The nickname ‘Bantam Bum’ went round the Embassy like wildfire in competition with ‘Lofty’.
One day Berthier claimed to have found traces of cocaine in the offices of the military attachés, these officers were minded ‘to sock him on the jaw to teach him a lesson’, they hadn’t fought in the Algerian War to be treated like this, but not the naval attaché, he didn’t mention Algeria, instead he stepped out into the corridor and yelled yes, I’m an addict, hooked on kerosene, drugs, treachery, I’ve got a secret to sell to fund my kerosene habit, two thousand seven hundred and twenty-two landings on French aircraft carriers, day, night, all weathers, it’s a military secret, for sale to the Ivans, know this: French aircraft carriers are crap! the pilots on French aircraft carriers are crap! because they’re all treated like crap! I’m going to tell the Ivans!’
Berthier asked for a dog, an Alsatian, to be sent from Paris.

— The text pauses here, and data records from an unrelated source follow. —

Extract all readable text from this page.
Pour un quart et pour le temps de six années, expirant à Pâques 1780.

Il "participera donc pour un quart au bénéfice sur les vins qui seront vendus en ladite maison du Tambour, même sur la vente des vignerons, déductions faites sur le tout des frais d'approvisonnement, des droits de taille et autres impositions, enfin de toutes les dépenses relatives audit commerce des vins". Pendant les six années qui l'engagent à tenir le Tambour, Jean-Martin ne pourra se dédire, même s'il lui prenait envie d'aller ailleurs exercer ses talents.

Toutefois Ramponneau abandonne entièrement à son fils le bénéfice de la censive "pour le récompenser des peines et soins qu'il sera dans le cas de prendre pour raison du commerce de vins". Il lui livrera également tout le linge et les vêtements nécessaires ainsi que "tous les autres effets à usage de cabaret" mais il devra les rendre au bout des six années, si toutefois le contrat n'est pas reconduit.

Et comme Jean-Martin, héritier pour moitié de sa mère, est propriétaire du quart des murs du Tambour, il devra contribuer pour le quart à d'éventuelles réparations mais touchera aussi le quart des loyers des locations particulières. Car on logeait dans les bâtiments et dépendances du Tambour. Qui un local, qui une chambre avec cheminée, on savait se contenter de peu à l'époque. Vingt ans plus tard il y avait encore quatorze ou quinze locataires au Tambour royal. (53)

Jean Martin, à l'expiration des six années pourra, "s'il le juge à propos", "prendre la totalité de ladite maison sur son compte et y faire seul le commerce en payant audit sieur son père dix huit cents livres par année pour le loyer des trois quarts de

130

‘Just because you can’t find anything doesn’t mean you can do whatever you like,’ protested de Vèze.
The way Bantam Bum went about his assignment even roused in de Vèze a certain fellow-feeling for the mole he was hunting, it must be priceless to be the mole and have daily dealings with the Bantam, a real hoot knowing you’re running rings round him, you’re facing this short-arsed nosy cop, he can send you to jail for ever and a day or even have you eliminated, and you’re running rings round him, you’re like a man sentenced to death who has managed to make off with the blade of the guillotine. Or rather you’re like the invisible man, though you have an advantage over the invisible man, the invisible man is only invisible, he can see but runs no risk, that’s all right for snotty-nosed boys, but a spy is visible and present, when people deal with him they think he’s another person altogether, he makes that other person smile, a broad smile which dissembles his dissembling, he feels genuinely excited inside, you smile at people who are hunting you down to eliminate you, the tanks were hunting us too, we weren’t smiling then, not a lot, but we were spying on them, we’d felt the same way when we were in our fox-holes, in the shale of the desert, waiting for the tank to drive over the top of us, so we could take him from the rear, a grenade lobbed from behind, a gap in the turret, the panzer was only vulnerable in two places, and when you managed to get one of them you could afford to smile, but sitting there in the hole while the great brute passed over without seeing you, that gave you a strange feeling, the effect was like some powerful drug.
The mole must feel like that, he — or she — lets Berthier walk past without seeing a thing, all the fun of an ambush, the mole cracks up when he sees Berthier at work. And de Vèze, pulling Berthier up short, ‘just because you can’t find anything doesn’t mean you can do whatever you like’, has the feeling that he’s playing the mole’s game, and the mole knows the game inside out.